This was a really cool project — measuring New Horizons’ upcoming target by stellar occultation, a sort of eclipse of another star by a distant object in our Solar System where the shadow passed over a small part of Earth. In a few weeks we’ll get to see Ultima Thule up close!
Happy Arrival at Bennu Day!
I’ve added a page that will feature some ~billion-pixel images of meteorites I’ve taken with electron and optical microscopes using this or this technique. The first one is a classic: Renazzo, the type sample of the CR chondrites. Renazzo fell in Italy in 1824 with a total mass of 1 kg. Check it out!
The Draconid meteor shower peaks tonight as the Earth sweeps through primordial dust spewed from comet 21P/Giacobini-Zinner.
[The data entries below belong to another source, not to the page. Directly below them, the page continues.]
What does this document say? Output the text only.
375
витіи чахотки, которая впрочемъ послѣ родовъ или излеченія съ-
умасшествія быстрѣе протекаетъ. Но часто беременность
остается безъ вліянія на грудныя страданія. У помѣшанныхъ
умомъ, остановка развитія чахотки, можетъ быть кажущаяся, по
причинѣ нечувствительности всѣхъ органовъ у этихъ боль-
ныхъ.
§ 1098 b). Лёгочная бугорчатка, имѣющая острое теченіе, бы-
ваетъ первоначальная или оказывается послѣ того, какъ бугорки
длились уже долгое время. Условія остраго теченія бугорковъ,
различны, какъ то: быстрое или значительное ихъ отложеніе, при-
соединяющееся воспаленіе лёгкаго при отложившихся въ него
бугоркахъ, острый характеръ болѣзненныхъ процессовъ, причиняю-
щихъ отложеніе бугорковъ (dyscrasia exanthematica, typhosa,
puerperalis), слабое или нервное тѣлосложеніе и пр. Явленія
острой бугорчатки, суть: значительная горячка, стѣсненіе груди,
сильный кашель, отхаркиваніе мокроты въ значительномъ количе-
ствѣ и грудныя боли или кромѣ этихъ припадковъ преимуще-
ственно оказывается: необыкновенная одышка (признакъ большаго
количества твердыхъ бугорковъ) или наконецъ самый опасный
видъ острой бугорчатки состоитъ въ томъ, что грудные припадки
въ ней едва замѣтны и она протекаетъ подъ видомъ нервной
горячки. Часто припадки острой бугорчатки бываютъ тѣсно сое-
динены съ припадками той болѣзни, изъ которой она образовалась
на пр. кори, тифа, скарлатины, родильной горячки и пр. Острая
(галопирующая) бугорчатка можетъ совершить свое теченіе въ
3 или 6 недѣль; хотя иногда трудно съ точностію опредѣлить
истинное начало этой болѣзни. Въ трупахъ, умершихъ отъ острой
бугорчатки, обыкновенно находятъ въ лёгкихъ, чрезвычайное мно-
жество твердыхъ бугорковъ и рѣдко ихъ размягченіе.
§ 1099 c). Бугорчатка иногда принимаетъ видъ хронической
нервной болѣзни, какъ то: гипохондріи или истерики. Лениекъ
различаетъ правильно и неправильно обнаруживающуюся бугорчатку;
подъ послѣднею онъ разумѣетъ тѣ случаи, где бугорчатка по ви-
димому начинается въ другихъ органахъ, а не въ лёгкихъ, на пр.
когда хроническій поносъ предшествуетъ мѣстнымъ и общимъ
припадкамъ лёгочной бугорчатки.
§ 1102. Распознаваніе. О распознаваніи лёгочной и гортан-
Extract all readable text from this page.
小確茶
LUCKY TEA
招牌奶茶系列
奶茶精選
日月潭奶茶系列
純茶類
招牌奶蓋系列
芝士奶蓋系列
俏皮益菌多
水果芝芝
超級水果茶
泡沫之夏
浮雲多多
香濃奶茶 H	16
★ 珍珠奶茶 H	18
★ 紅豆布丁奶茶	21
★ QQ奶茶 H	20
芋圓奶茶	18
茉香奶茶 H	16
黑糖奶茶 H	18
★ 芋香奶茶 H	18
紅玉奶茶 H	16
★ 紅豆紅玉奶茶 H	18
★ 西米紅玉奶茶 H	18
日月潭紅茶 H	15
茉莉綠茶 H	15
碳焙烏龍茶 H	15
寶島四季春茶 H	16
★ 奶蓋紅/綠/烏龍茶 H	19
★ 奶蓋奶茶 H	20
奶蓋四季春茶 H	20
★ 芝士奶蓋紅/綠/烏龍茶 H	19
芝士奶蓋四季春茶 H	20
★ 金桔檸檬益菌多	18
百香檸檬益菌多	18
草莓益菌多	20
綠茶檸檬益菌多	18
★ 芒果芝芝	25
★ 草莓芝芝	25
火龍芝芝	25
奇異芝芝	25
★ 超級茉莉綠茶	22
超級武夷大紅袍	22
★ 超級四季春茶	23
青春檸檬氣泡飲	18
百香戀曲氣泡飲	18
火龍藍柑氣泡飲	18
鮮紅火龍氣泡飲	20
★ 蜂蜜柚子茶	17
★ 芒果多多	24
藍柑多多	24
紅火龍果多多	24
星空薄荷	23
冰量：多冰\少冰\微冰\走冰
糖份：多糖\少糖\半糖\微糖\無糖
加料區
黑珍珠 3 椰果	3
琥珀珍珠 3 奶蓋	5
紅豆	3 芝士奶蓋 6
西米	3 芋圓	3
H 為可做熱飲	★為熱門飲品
Ernst Zinner was a pioneering researcher in the study of presolar grains, a brilliant scientist and wonderful man who spent most of his career in our lab here at Wash U. Comet 21P is named for Ernst Zinner, but a different Ernst Zinner, a German astronomer, who made the second observation of 21P in 1913. Clearly this is a charmed name for space science!
I posted some new software on github here.
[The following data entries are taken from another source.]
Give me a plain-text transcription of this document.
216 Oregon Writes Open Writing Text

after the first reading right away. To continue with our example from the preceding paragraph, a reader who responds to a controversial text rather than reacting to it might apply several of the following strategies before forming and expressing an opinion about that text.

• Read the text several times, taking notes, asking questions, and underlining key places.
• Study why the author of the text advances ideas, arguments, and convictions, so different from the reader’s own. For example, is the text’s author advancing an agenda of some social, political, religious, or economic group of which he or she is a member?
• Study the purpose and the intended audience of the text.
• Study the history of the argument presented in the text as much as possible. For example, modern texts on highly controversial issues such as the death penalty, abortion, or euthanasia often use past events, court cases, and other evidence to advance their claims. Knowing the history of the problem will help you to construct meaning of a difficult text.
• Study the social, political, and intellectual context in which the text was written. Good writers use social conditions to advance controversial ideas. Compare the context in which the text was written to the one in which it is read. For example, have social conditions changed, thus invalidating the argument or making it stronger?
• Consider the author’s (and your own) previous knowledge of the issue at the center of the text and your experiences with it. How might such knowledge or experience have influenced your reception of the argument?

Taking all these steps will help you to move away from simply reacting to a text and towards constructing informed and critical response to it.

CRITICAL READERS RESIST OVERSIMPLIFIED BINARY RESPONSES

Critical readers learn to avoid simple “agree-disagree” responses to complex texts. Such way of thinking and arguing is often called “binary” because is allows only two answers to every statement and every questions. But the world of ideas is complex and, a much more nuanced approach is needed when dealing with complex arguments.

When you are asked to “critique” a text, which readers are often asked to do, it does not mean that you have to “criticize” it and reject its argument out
The field-emission scanning electron microscope we use in our lab is a commercial instrument, primarily made for industry to do things like failure analysis of mechanical parts. It is not designed for cosmochemistry, but the best instruments are flexible enough to allow us to do what we need to do efficiently. Our microscope allows for this through a Python-powered scripting interface and easy-to-automate XML files.
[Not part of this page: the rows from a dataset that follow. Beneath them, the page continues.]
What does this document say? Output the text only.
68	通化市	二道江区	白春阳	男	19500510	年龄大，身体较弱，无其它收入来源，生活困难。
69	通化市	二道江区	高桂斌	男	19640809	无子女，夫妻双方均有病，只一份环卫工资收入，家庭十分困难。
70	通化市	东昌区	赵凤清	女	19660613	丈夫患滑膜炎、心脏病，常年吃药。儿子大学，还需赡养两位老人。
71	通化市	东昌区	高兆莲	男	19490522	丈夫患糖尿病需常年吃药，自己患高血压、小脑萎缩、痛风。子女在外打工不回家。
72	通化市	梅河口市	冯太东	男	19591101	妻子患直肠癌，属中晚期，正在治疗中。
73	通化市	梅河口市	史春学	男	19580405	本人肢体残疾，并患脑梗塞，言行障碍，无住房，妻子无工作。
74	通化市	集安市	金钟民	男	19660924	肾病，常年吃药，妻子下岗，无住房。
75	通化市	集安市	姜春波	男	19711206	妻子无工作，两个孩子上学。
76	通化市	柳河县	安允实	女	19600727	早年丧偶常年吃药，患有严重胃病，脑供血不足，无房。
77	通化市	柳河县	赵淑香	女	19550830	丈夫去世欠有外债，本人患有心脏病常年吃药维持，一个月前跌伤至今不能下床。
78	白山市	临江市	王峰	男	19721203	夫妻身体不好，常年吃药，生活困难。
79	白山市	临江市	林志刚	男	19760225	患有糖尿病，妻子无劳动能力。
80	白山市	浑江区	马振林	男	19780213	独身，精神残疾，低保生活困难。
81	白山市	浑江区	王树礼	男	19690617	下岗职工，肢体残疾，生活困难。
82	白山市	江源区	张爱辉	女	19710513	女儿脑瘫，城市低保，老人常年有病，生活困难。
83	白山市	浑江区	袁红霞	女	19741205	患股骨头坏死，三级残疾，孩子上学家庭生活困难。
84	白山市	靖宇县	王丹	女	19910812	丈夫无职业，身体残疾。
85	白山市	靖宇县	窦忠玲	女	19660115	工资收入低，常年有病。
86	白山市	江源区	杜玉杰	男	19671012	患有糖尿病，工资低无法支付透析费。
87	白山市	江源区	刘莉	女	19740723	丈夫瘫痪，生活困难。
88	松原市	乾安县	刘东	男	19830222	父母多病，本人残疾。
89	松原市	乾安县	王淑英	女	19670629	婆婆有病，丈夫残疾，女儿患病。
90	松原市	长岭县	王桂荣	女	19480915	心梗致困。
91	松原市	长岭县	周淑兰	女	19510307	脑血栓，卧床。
In our research we’re frequently looking for rare objects in a relatively large sample — such as hypervelocity impact craters on a metallic surface. So we have a need to acquire electron images over a large surface area that is tilted (or otherwise non-flat) on scales much larger than the depth-of-field of the electron image (typically ten micrometers). Our electron microscope can do autofocus, but this is slow and unreliable. The above code acquires a coarse topographic map and then fits a surface to this map from which it acquires high resolution images. Now we are able to scan centimeter-sized samples to look for micrometer-size features in a reasonable time! The company that makes the microscope certainly can’t foresee all of the uses we have for it, but we have the ability to control the microscope at a very basic level. And since we know how to do math and write code, anything is possible!
I took my three-year-old soon to the St. Louis Science Center today to see the Columbia capsule from Apollo 11, two days prior to the 49th anniversary of Apollo 11’s launch. He asked about why it looked all “burned” and he could tell from my extreme enthusiasm how awesome it was.